Notably, despite current high gold prices on international markets, the buying price of gold at many artisanal mining sites is crashing as a result of COVID-19, according to a report from Reuters. This trend has also been described by the Artisanal Gold Council, which has developed an excellent overview of what COVID-19 could mean for ASGM communities, outlining potential impacts on miners’ health and incomes, gender dynamics, child labor, and mercury use. They find that because ASGM communities already tend to be marginalized and underserved by governments, they are particularly vulnerable to the economic shock already underway as a result of COVID-19. Miners are also chronically exposed to dust and mercury vapor, potentially making them more vulnerable to the effects of respiratory infections like COVID-19. Their communities often lack adequate sanitation and health services, and hospitals may be very far away.

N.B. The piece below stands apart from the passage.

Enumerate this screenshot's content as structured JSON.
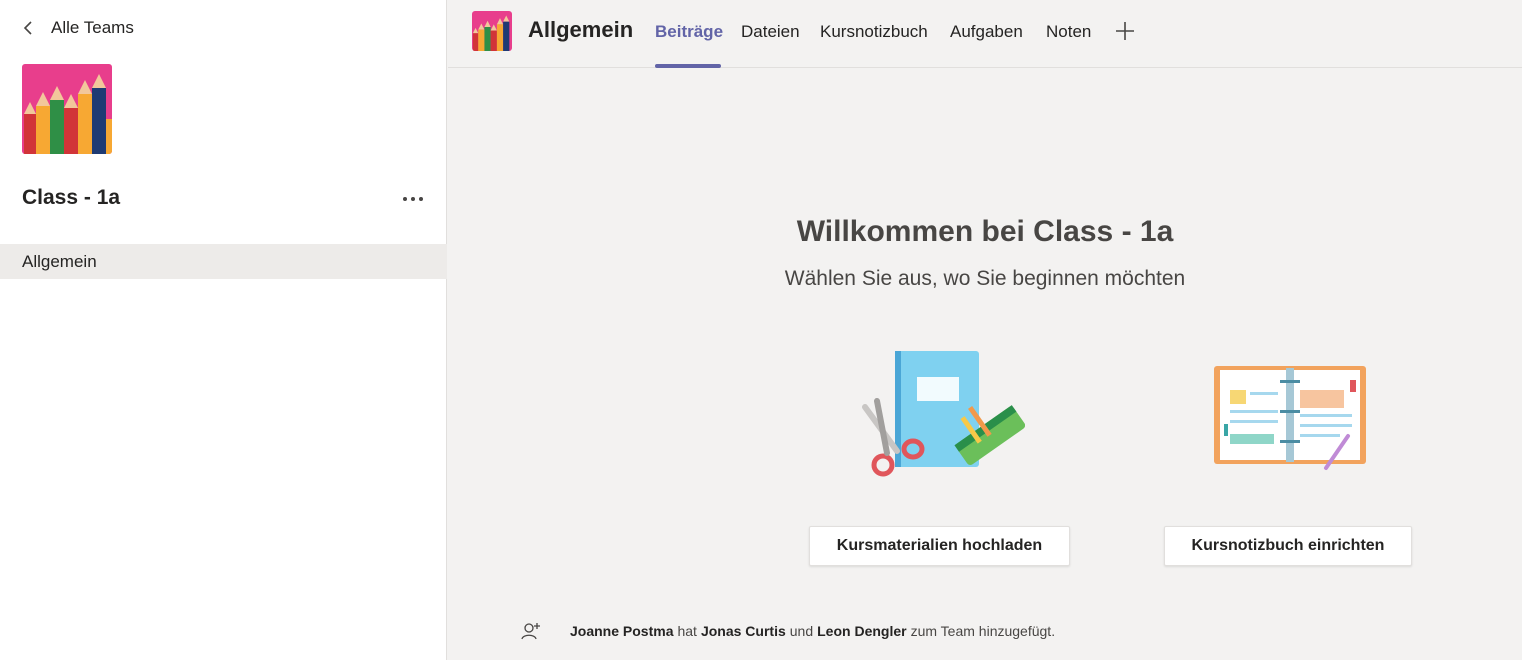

Delve, a global platform for artisanal and small-scale mining data, is also focusing on COVID-19 and artisanal mining communities. Their updates from selected countries show that miners are already facing serious impacts. In Rwanda, for example, activities at nearly all mines are suspended and workers are unpaid and sometimes unable to return home. And local gold markets in Sierra Leone, Kenya, and Ghana are collapsing as transportation routes and borders close. Delve is also organizing a COVID-19 Task Force to share information, ideas and resources, and support action initiatives that will directly help small-scale miners and their communities.
In the coming days and weeks, the GEF-supported planetGOLD programme will continue to assess the impacts of COVID-19 on ASGM miners and their communities.